About a week later, Wilson's wife was exposed as a CIA operative jeopardizing her safety, possibly her life. If this information was in fact leaked to the press by senior administration officials, it is more than an outrage; it is a felony bordering on treason.

Only after Wilson's commentary in the New York Times and only after the outing of his wife as a CIA agent did President Bush finally admit he cited bogus evidence about Saddam's quest for uranium in Niger.

Where are the weapons of mass destruction? Where are the drones capable of deploying biological and chemical weapons? Where is the link between Saddam Hussein and 9/11? Where is the truth about why this administration started a war in Iraq?

It should now be crystal clear that the Bush Administration will say anything, even if there was no basis in fact, to justify its agenda, whether it is a war in Iraq or tax cuts for the rich. Exposing a covert CIA operative as an act of vengeance against her husband graphically illustrates that the Bush White House will stoop to the lowest of level of treachery to discredit those who would dare expose the lies and deceit that led us into an unnecessary war that cost the lives of hundreds of our young people.

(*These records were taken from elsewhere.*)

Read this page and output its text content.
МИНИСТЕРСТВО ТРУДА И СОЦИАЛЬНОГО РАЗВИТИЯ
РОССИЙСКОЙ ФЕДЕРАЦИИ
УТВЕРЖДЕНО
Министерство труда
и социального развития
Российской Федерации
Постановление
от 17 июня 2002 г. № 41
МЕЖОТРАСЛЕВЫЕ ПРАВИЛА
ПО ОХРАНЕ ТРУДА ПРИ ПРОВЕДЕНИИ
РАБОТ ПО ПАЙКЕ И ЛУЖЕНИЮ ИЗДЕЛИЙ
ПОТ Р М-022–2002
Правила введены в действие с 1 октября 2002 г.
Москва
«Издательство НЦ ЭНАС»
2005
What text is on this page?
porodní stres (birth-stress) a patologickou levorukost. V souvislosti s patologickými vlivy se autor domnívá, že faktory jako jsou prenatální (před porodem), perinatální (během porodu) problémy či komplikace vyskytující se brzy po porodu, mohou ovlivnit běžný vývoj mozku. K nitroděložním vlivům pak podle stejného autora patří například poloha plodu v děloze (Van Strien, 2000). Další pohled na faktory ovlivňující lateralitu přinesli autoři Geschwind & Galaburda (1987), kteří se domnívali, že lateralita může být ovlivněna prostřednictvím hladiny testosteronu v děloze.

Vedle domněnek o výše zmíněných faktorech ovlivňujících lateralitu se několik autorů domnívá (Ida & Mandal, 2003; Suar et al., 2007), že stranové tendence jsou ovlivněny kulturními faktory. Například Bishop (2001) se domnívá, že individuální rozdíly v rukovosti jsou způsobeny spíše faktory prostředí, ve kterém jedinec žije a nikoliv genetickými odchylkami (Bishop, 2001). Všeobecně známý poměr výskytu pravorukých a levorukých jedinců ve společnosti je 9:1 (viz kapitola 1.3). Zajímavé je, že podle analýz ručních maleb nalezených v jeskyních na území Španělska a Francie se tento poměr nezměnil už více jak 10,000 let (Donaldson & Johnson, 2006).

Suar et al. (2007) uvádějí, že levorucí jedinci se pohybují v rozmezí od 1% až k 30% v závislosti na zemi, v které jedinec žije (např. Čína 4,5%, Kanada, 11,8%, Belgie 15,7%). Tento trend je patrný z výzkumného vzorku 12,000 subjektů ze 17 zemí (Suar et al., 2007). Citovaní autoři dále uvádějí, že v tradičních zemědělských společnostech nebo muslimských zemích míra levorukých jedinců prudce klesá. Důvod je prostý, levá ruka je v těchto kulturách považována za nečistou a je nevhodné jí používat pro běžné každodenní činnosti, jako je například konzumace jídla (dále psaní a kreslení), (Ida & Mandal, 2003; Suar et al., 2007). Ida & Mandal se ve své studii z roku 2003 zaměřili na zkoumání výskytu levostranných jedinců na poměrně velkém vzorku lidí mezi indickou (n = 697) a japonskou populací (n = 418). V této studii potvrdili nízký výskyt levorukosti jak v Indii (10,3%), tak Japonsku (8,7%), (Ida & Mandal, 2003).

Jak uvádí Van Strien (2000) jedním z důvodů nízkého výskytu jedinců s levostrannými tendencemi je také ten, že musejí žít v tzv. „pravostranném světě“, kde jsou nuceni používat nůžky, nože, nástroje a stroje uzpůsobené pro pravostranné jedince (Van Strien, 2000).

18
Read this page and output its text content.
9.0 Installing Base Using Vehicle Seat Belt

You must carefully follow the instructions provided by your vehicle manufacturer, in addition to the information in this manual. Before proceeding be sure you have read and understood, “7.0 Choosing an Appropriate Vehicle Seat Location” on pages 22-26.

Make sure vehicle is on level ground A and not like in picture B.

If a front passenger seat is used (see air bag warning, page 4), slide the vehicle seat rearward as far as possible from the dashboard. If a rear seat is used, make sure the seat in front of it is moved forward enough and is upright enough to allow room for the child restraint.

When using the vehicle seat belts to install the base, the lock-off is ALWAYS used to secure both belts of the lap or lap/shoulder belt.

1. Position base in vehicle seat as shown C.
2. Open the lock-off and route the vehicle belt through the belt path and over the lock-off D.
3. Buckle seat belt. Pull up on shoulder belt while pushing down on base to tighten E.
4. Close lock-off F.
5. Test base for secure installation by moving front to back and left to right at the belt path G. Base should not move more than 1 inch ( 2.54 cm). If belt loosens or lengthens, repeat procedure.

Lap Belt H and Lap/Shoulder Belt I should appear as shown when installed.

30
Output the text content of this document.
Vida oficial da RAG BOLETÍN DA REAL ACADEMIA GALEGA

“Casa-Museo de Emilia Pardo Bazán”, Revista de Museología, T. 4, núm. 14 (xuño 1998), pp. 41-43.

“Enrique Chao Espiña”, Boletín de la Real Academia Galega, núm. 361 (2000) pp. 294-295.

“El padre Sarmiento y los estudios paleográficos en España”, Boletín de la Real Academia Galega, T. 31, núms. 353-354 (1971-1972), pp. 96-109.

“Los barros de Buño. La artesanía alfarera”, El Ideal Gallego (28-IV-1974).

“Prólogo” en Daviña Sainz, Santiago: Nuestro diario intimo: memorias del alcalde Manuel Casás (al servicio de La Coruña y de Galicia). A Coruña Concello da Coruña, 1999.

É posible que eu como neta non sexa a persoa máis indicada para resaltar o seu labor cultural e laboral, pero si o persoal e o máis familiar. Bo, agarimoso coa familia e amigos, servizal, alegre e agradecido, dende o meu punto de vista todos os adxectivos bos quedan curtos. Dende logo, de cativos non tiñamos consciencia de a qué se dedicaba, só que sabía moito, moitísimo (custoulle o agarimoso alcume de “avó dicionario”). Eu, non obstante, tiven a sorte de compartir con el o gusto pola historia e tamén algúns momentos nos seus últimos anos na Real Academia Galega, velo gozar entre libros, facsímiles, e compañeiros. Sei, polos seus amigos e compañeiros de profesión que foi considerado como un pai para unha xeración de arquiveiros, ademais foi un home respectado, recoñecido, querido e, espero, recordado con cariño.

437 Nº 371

If we cannot trust this administration to tell us the truth about reasons for going to war, if we cannot trust this administration to tell us the truth about cutting taxes for the richest Americans, if we cannot trust this administration to provide adequate health care for our senior citizens or adequate education for our children, if this administration would undermine its own intelligence gathering community by outing its own covert operative, how can we trust it to investigate itself.

We must demand that the "senior administration officials" who leaked information about Valerie Plame to the media be identified and punished to the fullest extent of the law. We must demand an independent investigation conducted by a special counsel to achieve that goal.

If the Bush Administration has proved anything in the past two-and-a-half years, it has proved it cannot be trusted.